The garden of the wheat ancestors

The garden of the wheat ancestors

"…and put in the wheat in rows…and the emmer in the border…"(Isaiah 28 25)

About ten thousand years ago, hunter-gatherers who lived in our region collected seeds of wild grains and wild legumes and began to grow them as an agricultural crop. In doing so, they took the first step in a process that lasted thousands of years and is called the "agricultural revolution". The transition from hunting and gathering to agriculture changed the face of humanity for better and for worse. On one hand it caused the development of culture, language, technology, and the constitution but at the same time it also brought with it hard work, wars, epidemics, hunger and animal abuse.

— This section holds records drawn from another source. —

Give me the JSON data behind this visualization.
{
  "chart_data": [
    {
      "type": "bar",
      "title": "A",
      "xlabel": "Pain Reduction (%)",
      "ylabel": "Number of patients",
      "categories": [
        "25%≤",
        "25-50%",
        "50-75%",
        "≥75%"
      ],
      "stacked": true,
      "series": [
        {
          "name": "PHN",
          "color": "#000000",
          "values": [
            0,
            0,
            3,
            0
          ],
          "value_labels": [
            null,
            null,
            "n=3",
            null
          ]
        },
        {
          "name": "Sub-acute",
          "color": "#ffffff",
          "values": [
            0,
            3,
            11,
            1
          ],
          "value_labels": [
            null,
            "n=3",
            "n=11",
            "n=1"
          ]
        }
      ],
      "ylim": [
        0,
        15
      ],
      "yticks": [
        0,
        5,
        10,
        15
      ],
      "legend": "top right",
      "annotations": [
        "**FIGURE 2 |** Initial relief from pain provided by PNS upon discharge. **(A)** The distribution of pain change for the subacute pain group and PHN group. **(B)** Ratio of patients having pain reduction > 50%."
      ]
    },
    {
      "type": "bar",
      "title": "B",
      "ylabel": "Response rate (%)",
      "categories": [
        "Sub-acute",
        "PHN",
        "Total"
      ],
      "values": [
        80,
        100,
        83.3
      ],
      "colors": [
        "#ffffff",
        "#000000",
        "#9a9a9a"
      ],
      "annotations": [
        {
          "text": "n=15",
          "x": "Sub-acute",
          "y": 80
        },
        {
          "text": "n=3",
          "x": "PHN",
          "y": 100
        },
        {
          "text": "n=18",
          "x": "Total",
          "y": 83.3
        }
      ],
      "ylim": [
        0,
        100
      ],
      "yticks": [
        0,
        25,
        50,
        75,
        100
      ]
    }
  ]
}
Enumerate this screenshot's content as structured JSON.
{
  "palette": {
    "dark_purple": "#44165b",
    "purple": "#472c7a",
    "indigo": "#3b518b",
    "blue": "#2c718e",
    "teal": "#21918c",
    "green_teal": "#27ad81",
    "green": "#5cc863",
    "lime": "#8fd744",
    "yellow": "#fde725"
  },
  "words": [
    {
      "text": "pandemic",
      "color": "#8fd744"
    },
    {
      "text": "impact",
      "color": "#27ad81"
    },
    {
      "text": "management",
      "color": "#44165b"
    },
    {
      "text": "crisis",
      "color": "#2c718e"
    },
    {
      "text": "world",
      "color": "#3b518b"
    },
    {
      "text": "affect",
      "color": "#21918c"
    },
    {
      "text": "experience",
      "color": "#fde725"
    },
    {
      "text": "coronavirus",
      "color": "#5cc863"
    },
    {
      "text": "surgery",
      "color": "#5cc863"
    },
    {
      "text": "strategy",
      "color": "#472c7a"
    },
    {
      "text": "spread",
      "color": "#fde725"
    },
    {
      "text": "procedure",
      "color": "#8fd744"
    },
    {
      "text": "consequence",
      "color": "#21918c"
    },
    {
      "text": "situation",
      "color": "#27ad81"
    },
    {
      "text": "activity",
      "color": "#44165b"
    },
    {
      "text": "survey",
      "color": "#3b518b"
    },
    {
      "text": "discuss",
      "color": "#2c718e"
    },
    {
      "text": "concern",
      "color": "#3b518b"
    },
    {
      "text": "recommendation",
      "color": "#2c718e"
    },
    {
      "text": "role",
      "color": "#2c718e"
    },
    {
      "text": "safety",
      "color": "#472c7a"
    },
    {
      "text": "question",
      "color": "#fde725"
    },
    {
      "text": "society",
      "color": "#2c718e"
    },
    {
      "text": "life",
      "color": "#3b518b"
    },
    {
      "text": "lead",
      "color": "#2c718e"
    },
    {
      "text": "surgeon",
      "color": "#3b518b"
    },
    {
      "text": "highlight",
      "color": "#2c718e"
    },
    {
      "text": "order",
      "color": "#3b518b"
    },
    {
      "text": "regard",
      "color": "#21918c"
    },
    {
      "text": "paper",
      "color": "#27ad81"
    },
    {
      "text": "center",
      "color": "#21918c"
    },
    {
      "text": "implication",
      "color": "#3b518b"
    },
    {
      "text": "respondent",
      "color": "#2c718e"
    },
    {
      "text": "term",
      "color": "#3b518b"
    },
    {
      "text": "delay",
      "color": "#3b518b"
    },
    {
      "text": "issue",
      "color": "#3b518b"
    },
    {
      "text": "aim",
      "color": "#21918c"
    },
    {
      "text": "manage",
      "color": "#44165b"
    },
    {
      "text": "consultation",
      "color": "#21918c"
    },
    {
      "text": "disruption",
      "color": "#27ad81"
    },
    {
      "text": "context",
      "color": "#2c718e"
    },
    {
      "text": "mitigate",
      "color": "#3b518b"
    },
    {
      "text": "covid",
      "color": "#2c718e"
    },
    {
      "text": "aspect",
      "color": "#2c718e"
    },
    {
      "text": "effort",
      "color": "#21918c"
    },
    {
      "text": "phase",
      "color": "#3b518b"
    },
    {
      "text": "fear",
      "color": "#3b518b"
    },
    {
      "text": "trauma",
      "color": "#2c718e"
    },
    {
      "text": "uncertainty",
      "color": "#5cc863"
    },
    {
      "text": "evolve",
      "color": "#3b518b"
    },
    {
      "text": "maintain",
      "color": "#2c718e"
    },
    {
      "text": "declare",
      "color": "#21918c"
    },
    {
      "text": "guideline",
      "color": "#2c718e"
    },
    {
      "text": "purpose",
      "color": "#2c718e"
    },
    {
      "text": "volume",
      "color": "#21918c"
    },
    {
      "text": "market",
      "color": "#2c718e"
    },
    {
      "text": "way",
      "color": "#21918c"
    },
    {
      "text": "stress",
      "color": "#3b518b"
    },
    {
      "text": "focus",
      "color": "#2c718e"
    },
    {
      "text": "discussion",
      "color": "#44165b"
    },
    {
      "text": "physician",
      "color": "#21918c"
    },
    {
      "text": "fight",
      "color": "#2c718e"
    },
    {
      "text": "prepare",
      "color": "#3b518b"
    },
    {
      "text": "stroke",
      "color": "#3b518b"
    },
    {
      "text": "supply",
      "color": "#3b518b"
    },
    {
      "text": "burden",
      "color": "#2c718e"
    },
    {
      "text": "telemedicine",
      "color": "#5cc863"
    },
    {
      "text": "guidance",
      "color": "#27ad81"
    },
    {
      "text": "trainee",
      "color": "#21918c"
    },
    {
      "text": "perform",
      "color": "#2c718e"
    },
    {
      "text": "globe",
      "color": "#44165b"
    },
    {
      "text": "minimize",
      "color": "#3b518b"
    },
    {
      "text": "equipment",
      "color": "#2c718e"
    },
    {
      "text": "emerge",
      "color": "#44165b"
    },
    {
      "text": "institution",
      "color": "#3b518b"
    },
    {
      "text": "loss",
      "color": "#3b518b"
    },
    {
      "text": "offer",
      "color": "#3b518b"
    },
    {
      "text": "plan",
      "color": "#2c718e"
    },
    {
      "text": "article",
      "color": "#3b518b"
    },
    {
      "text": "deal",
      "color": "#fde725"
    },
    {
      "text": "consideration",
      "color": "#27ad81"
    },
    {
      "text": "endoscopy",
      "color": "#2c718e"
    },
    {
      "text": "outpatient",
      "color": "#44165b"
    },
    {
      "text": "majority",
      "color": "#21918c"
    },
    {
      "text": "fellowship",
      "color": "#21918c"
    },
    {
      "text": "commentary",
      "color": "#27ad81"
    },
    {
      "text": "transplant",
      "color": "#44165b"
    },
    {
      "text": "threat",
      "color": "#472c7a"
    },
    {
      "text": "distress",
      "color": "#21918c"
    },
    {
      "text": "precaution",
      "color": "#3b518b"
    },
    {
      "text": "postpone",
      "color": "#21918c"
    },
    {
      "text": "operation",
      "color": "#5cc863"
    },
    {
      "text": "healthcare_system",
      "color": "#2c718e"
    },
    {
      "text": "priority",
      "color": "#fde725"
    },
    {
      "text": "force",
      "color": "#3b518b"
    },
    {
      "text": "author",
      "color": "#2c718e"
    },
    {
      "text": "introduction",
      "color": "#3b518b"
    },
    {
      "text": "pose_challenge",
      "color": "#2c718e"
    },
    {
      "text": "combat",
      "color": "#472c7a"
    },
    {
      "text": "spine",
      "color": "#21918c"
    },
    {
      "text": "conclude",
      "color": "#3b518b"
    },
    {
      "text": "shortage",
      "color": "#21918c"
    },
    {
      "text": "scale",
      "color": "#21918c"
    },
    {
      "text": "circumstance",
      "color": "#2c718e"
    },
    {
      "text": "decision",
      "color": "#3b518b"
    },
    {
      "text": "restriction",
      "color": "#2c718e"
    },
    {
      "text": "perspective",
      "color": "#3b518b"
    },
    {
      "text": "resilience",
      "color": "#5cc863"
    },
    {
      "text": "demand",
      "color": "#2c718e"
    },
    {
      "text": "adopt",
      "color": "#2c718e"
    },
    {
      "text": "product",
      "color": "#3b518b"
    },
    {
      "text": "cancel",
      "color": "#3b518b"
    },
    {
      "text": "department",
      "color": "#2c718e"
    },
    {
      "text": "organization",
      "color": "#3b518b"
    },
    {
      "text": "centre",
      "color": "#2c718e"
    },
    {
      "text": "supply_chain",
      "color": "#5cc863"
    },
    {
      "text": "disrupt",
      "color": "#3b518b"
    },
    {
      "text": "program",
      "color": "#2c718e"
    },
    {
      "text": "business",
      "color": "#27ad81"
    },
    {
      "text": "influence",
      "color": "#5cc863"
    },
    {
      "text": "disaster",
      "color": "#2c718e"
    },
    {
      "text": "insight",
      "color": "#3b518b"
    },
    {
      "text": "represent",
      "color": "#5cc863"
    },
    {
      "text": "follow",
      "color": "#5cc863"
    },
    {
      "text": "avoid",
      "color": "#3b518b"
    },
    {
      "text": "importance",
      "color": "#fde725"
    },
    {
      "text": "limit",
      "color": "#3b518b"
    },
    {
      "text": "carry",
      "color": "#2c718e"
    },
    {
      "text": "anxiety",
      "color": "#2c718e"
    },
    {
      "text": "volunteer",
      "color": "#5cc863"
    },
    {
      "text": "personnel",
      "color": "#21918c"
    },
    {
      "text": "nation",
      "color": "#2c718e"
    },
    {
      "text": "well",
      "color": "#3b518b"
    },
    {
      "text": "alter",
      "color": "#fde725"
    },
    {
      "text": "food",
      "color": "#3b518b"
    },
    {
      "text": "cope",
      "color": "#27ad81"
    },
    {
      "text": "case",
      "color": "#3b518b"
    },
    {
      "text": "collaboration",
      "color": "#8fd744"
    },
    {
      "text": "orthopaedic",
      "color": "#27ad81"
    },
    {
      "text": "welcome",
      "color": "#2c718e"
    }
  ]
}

The wheat is the most important plant cultivated in the western world. It contains carbohydrates and proteins, and bread – the main food in ancient times, is made from it. “With the sweat of your face you shall eat bread” (Genesis 19) punished God the first man after he ate from the fruit of the tree of knowledge. Bread is the wheat pastry but because of its importance to human life, it became a generic name for all food and even for sustenance and existence.

The Garden of the Wheat Progenitors in front of you, built with steps going up, shows the stages of wheat development, from wild wheat to bread wheat.

The seeds in the garden were donated by the Genetic Bank at the Ministry of Agriculture, as part of the “Wheat Land” project, which aims to save and restore the traditional wheat varieties that have disappeared from the modern agricultural. With the transition to new technologies and modern varieties, the varieties that have developed here for hundreds of years were abandoned. In these varieties there are traits that have been eroded in the modern varieties, such as immunity to pests and diseases and nutritional and other values. Neot Kedumim contributes to the preservation of the varieties of the past for future generations.

From the wild emmer wheat, “the mother of wheat” as Aharon Aharonson called it, all kinds of wheat have developed. (Aharon Aharonson was a botanist and a member of the Nily group, a Jewish espionage network which assisted the United Kingdom in its fight against the Ottoman Empire in Palestine between 1915 and 1917). He discovered the wild wheat near Rosh Pina in 1906. Until then, it was believed to have extinct from the world.

Wild emmer wheat spikelet effectively self-cultivates by propelling themselves mechanically into soils with their awns.

 

The emmer wheat (T. dicoccum) was the first wheat to be cultivated from the wild wheat. Following a mutation that damaged its seed distribution mechanism, and a deliberate selection of humans, it became a cultivated crop which its distribution depends on humans, and humans depend on it. Emmer is hard wheat, with 2 rows of grains covered in husks that do not fall apart during threshing. To remove the husks the grains had to be crushed in a mortar. For this reason, it disappeared from our area but is still grown in few areas of the world. In English it is called emmer and in Italian farro.

“a land of wheat” (Deuteronomy 8:8)

Wheat evolved from the emmer wheat. The difference between the two – the wheat husks break apart easily during threshing and the grains come out naked. Until the 1940s, the Israeli wheat was durum wheat, (T.durum) in Latin means hard, because it is the hardest of the wheat species. Its dough is not elastic and almost does not rise. Today, semolina and pasta are mainly made from it.

Over the years, hundreds of varieties of durum wheat have been developed in the Land of Israel, named after the places where they were developed such as Kasra, Horani, Jaljoli, Gaza and more. Due to their incompatibility with the palat of Eastern European immigrants who were used to soft wheat, these species were abandoned and some of them disappeared from the world. Neot Kedumim contributes to the preservation of the varieties that have been left for future generations.

Emmer wheat migrated with the farmers from our area to the north and reached the Caspian Sea. At the edge of the fields, she met a wild wheat plant, Aegilops tauschii.

From the successful hybridization, the spelt wheat (T. spelt) was created. It is a soft wheat that never grew in the Land of Israel.

The durum wheat also migrated north with the farmers and it also met the

Aegilops tauschii.. The hybridization between them created the bread wheat (T. aestivum). Soft wheat that needs water and cold whether and therefore was rare in the Land of Israel. In the 1940s the Volcanic Institute brought it to the Land of Israel and since then it has become the main wheat of the Land of Israel, as it is in the whole world.